A produção de açúcar na região Centro-Sul do Brasil deve ter totalizado 2,86 milhões de toneladas na segunda metade de setembro, marcando uma queda de 15,3% na comparação anual. O volume corresponde à média obtida em uma pesquisa da S&P Global Commodity Insights realizada com 26 analistas na quarta-feira, 9.
“A safra 2024/25 está se mostrando desafiadora, com a pesquisa referente à segunda quinzena de setembro trazendo amplas faixas de 8,7 milhões de toneladas para a moagem de cana e 6 kg/t para o indicador de rendimento industrial”, aponta a analista Bianca Guimarães, da S&P Global Commodity Insights.
A expectativa do mercado é que os números da União da Indústria de Cana-de-açúcar e Bioenergia (Unica) referentes à segunda quinzena do mês passado sejam divulgados nos próximos dias.
Na pesquisa da S&P, as estimativas de moagem de cana para o período variaram de 36 milhões a 44,7 milhões de toneladas.
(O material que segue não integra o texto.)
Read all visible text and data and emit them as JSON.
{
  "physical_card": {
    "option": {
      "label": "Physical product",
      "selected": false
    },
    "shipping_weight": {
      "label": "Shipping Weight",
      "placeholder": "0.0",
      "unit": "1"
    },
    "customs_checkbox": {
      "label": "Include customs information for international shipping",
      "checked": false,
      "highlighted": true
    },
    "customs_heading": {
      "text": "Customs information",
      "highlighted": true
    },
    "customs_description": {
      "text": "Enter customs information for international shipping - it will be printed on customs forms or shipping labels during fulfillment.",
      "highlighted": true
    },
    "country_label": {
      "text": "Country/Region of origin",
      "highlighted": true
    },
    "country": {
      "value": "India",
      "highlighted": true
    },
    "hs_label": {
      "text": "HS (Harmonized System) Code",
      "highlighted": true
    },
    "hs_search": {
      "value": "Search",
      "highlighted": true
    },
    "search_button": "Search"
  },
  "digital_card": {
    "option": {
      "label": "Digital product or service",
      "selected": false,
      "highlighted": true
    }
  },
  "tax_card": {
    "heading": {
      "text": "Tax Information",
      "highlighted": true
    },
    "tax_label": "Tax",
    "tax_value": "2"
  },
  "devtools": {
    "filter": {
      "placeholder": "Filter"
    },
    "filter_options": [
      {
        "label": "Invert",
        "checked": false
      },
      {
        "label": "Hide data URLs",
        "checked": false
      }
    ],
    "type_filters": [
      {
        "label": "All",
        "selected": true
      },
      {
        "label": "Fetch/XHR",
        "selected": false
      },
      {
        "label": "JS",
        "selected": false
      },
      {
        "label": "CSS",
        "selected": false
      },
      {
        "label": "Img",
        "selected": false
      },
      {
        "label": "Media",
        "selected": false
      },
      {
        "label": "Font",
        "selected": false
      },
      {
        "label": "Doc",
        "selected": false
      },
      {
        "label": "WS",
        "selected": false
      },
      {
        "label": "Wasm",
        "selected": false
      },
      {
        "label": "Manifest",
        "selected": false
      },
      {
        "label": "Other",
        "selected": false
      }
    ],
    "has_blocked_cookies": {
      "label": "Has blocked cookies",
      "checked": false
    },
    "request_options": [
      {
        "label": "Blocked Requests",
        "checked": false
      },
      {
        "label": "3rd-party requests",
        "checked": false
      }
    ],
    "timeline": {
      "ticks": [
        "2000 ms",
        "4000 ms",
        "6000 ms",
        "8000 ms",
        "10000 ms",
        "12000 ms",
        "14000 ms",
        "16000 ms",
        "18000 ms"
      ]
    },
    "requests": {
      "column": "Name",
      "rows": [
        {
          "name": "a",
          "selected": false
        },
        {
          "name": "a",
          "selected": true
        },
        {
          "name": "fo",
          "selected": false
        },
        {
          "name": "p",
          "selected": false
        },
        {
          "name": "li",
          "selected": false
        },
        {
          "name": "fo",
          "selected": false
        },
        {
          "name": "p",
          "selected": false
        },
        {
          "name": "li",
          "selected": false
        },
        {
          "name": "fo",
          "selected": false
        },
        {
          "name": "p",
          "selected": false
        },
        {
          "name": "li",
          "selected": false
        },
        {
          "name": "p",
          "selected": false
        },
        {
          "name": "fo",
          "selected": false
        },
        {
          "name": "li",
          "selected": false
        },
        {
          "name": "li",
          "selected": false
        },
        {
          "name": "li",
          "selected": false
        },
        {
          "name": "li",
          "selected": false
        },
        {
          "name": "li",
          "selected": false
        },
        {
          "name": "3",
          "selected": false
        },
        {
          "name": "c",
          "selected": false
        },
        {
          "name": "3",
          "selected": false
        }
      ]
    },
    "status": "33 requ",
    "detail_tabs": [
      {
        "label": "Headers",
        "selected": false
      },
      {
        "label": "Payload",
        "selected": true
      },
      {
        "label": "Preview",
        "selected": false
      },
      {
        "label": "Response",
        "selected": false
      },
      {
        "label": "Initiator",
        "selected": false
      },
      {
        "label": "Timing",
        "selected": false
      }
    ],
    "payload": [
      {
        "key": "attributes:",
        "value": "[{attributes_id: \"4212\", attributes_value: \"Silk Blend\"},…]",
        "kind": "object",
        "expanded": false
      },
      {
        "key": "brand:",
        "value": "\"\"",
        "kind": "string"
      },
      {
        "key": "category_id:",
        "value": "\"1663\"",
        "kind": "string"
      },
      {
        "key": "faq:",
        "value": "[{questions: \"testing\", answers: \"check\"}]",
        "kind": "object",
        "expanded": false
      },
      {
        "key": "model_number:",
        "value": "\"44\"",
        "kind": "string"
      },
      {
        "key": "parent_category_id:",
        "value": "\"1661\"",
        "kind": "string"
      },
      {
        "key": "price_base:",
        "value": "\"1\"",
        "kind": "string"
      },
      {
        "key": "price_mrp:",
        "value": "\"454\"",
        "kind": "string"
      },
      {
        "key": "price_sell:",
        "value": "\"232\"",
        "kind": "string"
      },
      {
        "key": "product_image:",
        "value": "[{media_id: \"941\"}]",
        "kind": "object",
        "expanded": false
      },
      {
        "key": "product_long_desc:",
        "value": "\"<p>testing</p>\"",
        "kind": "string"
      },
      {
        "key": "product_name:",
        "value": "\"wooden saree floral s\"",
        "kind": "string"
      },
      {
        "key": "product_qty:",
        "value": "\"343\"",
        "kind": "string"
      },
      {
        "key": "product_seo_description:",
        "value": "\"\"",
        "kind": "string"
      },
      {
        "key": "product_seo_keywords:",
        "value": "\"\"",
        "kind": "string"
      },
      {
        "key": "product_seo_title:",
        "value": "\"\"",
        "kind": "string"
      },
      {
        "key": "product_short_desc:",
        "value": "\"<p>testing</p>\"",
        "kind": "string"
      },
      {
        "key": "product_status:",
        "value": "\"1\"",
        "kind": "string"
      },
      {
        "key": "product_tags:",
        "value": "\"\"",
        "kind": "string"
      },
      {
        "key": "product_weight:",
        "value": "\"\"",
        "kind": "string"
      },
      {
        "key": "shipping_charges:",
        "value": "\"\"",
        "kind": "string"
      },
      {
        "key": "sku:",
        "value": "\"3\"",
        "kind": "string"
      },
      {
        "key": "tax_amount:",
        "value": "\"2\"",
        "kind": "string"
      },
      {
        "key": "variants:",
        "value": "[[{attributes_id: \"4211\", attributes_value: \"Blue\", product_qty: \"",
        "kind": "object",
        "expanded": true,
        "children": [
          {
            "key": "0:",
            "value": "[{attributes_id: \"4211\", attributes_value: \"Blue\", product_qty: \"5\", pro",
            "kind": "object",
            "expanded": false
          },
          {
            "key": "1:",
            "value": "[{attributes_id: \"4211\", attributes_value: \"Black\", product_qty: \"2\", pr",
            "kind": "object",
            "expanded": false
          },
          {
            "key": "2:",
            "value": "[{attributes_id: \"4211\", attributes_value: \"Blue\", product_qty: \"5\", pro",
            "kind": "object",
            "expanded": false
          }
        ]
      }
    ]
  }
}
Com isso, a média de 39,88 milhões de toneladas representa uma queda de 11,3% no ano. Já a concentração de açúcar recuperável (ATR) por tonelada de cana-de-açúcar foi projetada em 158,10 kg/t, alta de 2,5% safra a safra.

“A pesquisa revela um contraste interessante entre a estimativa média de cana-de-açúcar moída apresentada por produtores e não produtores”, relata a analista. Segundo ela, os produtores estão mais otimistas, com uma moagem de cana estimada de 40,4 milhões de toneladas. Já os não produtores esperam 39,5 milhões de toneladas.
Conforme o levantamento, a proporção de cana usada para a produção de açúcar deve ser de 47,6%, queda de 51,1% ante o mesmo período do ano anterior. Mas Guimarães observa que a média do mix de açúcar para os produtores é de 47,8%, enquanto os não produtores esperam 47,6%.
“A diferença entre os números para o mix de produção está em 2,3 pontos percentuais, com a fabricação de açúcar variando em torno de 490 mil toneladas – um valor significativo para uma única quinzena”, afirma Guimarães, que segue: “Esses números ressaltam a volatilidade e os desafios que o setor enfrenta devido à seca vista ao longo de 2024 e aos incêndios de agosto e setembro.”
Por sua vez, a produção de etanol de cana-de-açúcar e milho na quinzena é esperada em 2,28 bilhões de litros, com alta de 2,3% no ano.
A fabricação de hidratado foi projetada em 1,47 bilhão de litros, de acordo com a média das respostas dos analistas, em um aumento anual de 5,6%. Já a produção de anidro esperada é de 806 milhões de litros, queda de 3,2% no mesmo comparativo.
Em 9 de outubro, a Platts – que faz parte da S&P Global Commodity Insights – avaliou o preço físico do etanol hidratado no mercado à vista em Ribeirão Preto (SP) como sendo equivalente a 14,32 centavos de dólar por libra-peso.
Na mesma data, os contratos futuros de açúcar com vencimento em março fecharam a sessão na ICE em 22,04 centavos de dólar por libra-peso. Dessa forma, a Platts calculou um prêmio de 7,72 centavos de dólar a favor do adoçante.